1. Functions of statistical information
The CBO-based optimizer in Oracle relies heavily on statistics when generating execution plans. You can understand CBO as a complex mathematical model, statistics are the most important input, and execution plans are outputs. If the input is not accurate, can the output be accurate? All, whether the statistics are timely and effective has a critical impact on the performance of the execution plan.
2. dbms_stats package
Oracle using dbms_stats package analysis statistics (Analyze command is outdated, not recommended), the use of this package, the official documentation has a detailed description (http://docs.oracle.com/cd/E11882_01/appdev.112/e25788/d_stats.htm#i1036461 ), here are some of the most common examples.
1) gather_table_stats
DBMS_STATS.GATHER_TABLE_STATS (
Ownname VARCHAR2,
Tabname VARCHAR2,
Partname VARCHAR2 default null,
Estimate_percent number default null,
Block_sample boolean default false,
Method_opt VARCHAR2 DEFAULT 'FOR ALL COLUMNS SIZE
1 ',
Degree number default null,
Granularity VARCHAR2 DEFAULT 'default ',
Cascade boolean default false,
Stattab VARCHAR2 default null,
Statid VARCHAR2 default null,
Statown VARCHAR2 default null,
No_invalidate boolean default false );
This package is most commonly used. It collects statistics on tables. The syntax is shown above. Its key parameters are as follows:
- Method_opt (histogram option)
First, let's talk about what is a histogram. A histogram is used to collect statistics on the data distribution in a column to let the optimizer know the distribution of data in each column. If the data distribution in a column is very skewed, it is better to collect histogram information for this column.

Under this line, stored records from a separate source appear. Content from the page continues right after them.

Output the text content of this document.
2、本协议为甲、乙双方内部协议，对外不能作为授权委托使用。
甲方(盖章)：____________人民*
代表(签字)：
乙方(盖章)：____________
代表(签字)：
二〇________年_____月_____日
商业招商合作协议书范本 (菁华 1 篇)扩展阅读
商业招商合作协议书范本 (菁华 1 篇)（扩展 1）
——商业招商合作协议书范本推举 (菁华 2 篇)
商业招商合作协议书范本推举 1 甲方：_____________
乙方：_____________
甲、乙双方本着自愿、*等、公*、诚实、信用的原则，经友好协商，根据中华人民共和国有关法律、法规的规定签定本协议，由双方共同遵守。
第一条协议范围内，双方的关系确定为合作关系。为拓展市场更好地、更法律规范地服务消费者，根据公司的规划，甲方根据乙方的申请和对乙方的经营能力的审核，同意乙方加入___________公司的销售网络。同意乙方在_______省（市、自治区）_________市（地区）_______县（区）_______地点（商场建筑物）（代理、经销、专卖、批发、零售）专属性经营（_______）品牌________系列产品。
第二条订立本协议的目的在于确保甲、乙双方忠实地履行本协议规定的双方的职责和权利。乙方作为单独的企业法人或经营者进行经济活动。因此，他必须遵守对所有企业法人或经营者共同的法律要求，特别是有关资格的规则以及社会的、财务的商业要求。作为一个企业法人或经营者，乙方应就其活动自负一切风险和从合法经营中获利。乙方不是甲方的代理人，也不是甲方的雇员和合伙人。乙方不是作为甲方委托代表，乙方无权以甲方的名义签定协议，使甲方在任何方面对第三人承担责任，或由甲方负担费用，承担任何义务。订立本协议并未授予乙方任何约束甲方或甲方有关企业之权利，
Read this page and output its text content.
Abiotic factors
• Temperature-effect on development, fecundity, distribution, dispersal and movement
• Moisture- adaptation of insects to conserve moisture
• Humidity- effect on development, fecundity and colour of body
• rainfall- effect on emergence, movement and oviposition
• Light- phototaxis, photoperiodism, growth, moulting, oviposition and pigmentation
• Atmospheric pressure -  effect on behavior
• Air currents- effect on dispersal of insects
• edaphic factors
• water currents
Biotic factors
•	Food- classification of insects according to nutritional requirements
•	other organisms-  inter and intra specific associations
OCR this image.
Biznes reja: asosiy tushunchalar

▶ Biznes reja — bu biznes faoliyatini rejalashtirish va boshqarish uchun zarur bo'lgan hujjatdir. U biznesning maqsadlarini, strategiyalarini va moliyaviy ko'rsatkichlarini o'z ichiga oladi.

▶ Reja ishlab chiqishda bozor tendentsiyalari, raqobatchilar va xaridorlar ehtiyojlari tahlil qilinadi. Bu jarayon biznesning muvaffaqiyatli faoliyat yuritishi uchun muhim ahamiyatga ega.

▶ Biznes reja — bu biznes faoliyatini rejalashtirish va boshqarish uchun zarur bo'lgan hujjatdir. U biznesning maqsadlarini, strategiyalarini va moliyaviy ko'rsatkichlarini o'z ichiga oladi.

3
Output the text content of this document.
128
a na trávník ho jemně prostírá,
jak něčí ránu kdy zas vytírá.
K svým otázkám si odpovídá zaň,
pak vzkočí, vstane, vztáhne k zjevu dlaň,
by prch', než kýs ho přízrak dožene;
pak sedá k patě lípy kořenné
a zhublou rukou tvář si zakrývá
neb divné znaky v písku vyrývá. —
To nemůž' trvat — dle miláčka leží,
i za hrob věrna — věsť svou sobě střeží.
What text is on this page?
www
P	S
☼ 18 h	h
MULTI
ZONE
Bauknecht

Method_opt has the following options:
- For all columns-> calculate the histogram of all columns in the table
- For all indexed columns-> count the histogram of index columns defined on the table
- For columns <list> SIZE <N> | REPEAT | AUTO | SKEWONLY:
- N: Number of bins in the histogram. value range: [1, 1,254]. 1 is equivalent to not collecting histograms.
- REPEAT: only the columns with original histogram information are collected;
- AUTO: Oracle determines the size of N.
- SKEWONLY: only collects histograms of unevenly distributed columns. The system automatically determines the number of buckets)
Example 1: collect statistics on table t, but do not collect the histogram: exec dbms_stats.gather_table_stats (user, 't', method_opt => 'for all columns size 1 ');
Example 2: Collect the histogram by the maximum number of buckets: exec dbms_stats.gather_table_stats (user, 't', method_opt => 'for all columns size 254 ');
- Granularity (granularity of statistics collected for partition tables)
This parameter is mainly used for partition tables, which have the following three types of statistics:
- Global-> global statistics
- Partition-> partition statistics
- Sub-partition-> subpartition statistics
- Cascade (whether to collect index statistics at the same time)
True is equivalent to running gather_index_stats on all indexes of the table.